HMS Avon Vale
| HMS Avon Vale at Malta in 1941 | |
| History | |
|---|---|
| United Kingdom | |
| Name | HMS Avon Vale | 
| Ordered | 4 September 1939 | 
| Builder | John Brown Shipbuilding & Engineering Company Ltd. (Clydebank, Scotland) | 
| Yard number | 569 | 
| Laid down | 12 February 1940 | 
| Launched | 23 October 1940 | 
| Commissioned | 17 February 1941 | 
| Identification | Pennant number: L06 | 
| Honours & awards | 
 | 
| Fate | Scrapped in 1958 | 
| General characteristics | |
| Class & type | Type II Hunt-class destroyer | 
| Displacement | 
 | 
| Length | 85.34 m (280.0 ft) | 
| Beam | 9.62 m (31.6 ft) | 
| Draught | 2.51 m (8 ft 3 in) | 
| Propulsion | 2 shaft Parsons geared turbines; 19,000 shp | 
| Speed | 25.5 kn (47.2 km/h; 29.3 mph) | 
| Range | 3,600 nmi (6,670 km) at 14 knots (26 km/h) | 
| Complement | 164 | 
| Armament | 
 | 
HMS Avon Vale (pennant number L06) was an escort destroyer of the Hunt Type II class.
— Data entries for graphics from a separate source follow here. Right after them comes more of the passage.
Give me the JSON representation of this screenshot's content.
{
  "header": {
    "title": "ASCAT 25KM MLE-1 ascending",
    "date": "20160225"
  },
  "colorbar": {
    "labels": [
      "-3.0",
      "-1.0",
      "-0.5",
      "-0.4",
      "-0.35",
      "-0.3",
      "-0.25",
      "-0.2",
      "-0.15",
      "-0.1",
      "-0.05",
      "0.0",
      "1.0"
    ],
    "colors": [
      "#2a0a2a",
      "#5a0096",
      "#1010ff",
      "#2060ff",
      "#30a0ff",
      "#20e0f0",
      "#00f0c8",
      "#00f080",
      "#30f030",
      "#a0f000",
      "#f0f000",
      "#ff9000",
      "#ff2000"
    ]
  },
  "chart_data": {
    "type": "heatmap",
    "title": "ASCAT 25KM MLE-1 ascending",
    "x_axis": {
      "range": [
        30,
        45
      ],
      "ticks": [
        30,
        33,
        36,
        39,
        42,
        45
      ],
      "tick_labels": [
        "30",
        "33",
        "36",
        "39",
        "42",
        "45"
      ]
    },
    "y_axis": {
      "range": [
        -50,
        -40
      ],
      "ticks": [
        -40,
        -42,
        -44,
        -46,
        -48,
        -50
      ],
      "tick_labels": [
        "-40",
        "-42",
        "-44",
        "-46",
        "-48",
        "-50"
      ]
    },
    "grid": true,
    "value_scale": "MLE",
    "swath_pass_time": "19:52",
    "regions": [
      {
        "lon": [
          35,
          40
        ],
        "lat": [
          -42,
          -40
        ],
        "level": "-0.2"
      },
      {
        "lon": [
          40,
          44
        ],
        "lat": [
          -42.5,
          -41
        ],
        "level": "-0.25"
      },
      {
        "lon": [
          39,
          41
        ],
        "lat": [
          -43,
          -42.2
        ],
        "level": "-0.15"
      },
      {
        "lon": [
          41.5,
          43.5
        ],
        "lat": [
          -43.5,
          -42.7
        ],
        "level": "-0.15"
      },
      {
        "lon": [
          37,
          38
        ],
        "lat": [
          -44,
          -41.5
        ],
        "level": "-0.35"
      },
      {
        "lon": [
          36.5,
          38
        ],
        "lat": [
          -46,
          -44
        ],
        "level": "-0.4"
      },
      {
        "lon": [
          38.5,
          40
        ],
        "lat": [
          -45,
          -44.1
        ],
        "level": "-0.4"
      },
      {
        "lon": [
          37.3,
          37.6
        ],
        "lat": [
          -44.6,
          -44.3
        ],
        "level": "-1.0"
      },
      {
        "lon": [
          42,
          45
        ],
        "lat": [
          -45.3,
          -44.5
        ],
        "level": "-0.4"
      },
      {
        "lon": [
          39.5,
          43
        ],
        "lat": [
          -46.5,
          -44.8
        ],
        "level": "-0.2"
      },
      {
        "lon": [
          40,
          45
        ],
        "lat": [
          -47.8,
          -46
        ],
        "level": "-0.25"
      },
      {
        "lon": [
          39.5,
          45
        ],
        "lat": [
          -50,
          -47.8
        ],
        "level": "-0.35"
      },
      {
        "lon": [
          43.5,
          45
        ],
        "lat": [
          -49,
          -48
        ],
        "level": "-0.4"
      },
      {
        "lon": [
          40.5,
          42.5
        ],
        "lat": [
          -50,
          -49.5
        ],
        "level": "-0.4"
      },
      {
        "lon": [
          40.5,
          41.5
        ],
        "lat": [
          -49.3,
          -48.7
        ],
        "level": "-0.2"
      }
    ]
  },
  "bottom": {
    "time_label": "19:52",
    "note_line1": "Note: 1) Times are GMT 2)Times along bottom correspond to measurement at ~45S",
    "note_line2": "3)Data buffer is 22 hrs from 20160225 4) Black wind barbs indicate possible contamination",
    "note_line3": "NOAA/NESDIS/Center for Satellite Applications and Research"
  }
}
The Royal Navy ordered Avon Vale's construction three days after the outbreak of the Second World War. John Brown Shipbuilding & Engineering Company Ltd laid down her keel at their Clydebank yard on 12 February 1940, as Admiralty Job Number J1569. After a successful Warship Week national savings campaign in February 1942, Avon Vale was adopted by the civil community of Trowbridge, Wiltshire.